LOT 47 - Niusha Niuzhpor
Sahar K. Boluki Fine Art Gallery
Title: Untitled
Dimensions: 11.8" x 8.26” (before frame)
Medium: Acrylic on canvas
Date: 2021
Niusha Niuzhpour was born in April 1966 in Tehran. After obtaining her master’s degree in painting from the University of Art and Architecture in Tehran, she began painting professionally. This artistic career has resulted in six solo exhibitions and participation in over 80 group exhibitions both domestically and internationally. From childhood, she had a great inclination to see pictures in textbooks and stories, and according to her, each picture was an excuse to be engrossed for days and hours with her own mental narratives. Her fascination with distant spaces and deformations stems from summer afternoons spent sitting on the rooftops of old houses, absorbed in watching the courtyards, gardens, windows, and playing with their shadows and sunlight.
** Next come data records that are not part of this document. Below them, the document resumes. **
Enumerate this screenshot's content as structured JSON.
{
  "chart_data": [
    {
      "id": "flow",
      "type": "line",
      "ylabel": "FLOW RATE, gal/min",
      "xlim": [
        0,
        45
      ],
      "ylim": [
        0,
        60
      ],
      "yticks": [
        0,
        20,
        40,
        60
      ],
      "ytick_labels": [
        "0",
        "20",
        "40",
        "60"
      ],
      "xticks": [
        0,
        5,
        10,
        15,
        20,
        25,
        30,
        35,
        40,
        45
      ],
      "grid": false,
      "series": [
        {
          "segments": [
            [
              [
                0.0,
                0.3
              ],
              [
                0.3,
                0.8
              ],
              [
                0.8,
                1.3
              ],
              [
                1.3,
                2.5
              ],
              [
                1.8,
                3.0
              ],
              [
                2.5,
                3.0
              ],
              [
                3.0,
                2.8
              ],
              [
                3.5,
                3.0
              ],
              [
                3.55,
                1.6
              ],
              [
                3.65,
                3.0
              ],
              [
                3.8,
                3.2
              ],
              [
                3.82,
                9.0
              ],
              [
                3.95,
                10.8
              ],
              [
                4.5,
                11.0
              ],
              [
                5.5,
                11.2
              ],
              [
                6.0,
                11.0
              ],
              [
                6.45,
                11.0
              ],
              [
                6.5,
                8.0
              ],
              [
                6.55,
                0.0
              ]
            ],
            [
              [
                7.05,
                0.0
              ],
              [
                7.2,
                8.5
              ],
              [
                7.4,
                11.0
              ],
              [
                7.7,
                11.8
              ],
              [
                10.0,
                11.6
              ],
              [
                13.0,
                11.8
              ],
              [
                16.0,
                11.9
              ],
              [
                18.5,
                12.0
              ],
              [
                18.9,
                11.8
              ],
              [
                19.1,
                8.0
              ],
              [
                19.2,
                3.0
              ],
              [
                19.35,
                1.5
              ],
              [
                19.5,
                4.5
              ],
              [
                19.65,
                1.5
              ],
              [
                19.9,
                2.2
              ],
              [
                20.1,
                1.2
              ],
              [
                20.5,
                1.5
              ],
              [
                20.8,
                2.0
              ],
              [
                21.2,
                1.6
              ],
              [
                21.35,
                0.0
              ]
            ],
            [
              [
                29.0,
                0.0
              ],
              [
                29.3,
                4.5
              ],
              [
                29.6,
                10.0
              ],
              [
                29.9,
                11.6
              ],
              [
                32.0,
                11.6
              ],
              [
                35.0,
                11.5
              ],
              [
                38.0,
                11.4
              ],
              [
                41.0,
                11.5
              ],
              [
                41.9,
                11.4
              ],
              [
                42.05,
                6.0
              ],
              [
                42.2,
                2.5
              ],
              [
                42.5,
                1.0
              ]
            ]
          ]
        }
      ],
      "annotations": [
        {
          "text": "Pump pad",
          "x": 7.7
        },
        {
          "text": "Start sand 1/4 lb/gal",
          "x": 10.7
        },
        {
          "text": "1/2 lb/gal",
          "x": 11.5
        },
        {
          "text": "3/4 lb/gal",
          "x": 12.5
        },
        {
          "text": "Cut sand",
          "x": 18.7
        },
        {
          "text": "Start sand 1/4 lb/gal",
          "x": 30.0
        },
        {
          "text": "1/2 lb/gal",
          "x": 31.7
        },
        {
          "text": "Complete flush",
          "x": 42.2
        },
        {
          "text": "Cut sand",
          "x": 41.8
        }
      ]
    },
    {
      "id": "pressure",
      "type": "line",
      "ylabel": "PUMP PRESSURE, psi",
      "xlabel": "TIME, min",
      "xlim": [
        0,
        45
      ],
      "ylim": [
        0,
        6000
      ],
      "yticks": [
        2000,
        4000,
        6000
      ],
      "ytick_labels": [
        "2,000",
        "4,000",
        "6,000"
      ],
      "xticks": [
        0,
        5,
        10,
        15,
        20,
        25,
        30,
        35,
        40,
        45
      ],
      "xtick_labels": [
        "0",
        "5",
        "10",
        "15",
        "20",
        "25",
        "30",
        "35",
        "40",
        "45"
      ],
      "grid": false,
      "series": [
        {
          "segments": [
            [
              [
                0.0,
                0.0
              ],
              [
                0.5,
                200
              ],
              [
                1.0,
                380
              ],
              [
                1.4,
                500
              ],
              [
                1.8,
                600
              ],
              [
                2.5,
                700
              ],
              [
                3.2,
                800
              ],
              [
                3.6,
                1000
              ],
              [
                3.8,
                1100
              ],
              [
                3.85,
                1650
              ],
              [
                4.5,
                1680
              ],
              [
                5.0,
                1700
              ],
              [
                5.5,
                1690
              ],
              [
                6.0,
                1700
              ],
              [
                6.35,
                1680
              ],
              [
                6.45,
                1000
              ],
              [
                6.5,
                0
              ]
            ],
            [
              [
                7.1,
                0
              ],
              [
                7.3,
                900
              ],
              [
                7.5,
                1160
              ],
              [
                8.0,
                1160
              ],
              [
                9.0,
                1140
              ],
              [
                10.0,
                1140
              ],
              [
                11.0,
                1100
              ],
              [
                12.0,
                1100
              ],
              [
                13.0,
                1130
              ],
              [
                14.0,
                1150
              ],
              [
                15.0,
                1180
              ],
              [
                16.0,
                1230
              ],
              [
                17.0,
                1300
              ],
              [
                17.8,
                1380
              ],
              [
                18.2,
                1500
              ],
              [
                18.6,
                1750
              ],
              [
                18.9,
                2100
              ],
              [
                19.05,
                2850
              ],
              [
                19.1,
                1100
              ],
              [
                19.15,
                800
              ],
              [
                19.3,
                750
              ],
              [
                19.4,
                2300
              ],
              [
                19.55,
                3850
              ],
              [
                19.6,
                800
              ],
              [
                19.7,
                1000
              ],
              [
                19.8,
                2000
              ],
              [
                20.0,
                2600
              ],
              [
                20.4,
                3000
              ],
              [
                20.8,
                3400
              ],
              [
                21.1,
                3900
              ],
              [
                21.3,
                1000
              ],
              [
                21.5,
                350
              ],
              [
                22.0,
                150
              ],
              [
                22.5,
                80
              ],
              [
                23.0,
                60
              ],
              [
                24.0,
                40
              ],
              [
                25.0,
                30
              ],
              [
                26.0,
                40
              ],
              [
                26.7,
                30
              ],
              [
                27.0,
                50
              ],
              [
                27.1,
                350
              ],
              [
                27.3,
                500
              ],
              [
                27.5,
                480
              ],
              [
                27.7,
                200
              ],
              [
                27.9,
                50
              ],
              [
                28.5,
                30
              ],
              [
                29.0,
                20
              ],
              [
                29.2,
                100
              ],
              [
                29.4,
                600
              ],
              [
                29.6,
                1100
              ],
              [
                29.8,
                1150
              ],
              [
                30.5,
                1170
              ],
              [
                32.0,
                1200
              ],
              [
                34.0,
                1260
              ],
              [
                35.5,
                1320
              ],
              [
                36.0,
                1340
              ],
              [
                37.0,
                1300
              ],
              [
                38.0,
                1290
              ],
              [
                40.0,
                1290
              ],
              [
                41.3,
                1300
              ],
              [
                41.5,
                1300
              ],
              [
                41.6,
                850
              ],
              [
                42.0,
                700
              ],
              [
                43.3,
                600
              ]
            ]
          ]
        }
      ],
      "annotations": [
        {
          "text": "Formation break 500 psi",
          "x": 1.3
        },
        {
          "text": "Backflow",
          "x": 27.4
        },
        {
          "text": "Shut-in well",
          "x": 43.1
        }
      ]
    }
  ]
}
She heard the magic of imagination from the storytelling sessions in the courtyard of an Imamzadeh and has been lost in it ever since, much like being lost among the stems of sunflowers. Niusha consistently depicts social concerns through natural elements and believes that nature is humanity’s greatest guide. Her concerns include death, birth, life, relationships, and human interactions. In almost all her collections, she follows a journey, and in this collection, after passing through the green stems and leaves of sunflowers that evoke hope for her, she reaches autumn. And, of course, she turns green again. Both the sunflowers and hope revive after autumn, and this cycle repeats. She also elaborates on this collection: For me, the present collection is a narrative of a suspended state that we are experiencing; an illusory situation between earth and sky, between hope and despair, and between eagerness and bewilderment. We strive to move forward through the tall stalks of sunflowers. But the more we try, the deeper we sink into the darkness; nevertheless, we constantly anticipate the joy of seeing the sun and the blue sky through the broad leaves of the sunflowers. We live in a place that is above the soil and below the sun. In such conditions, survival is resistance.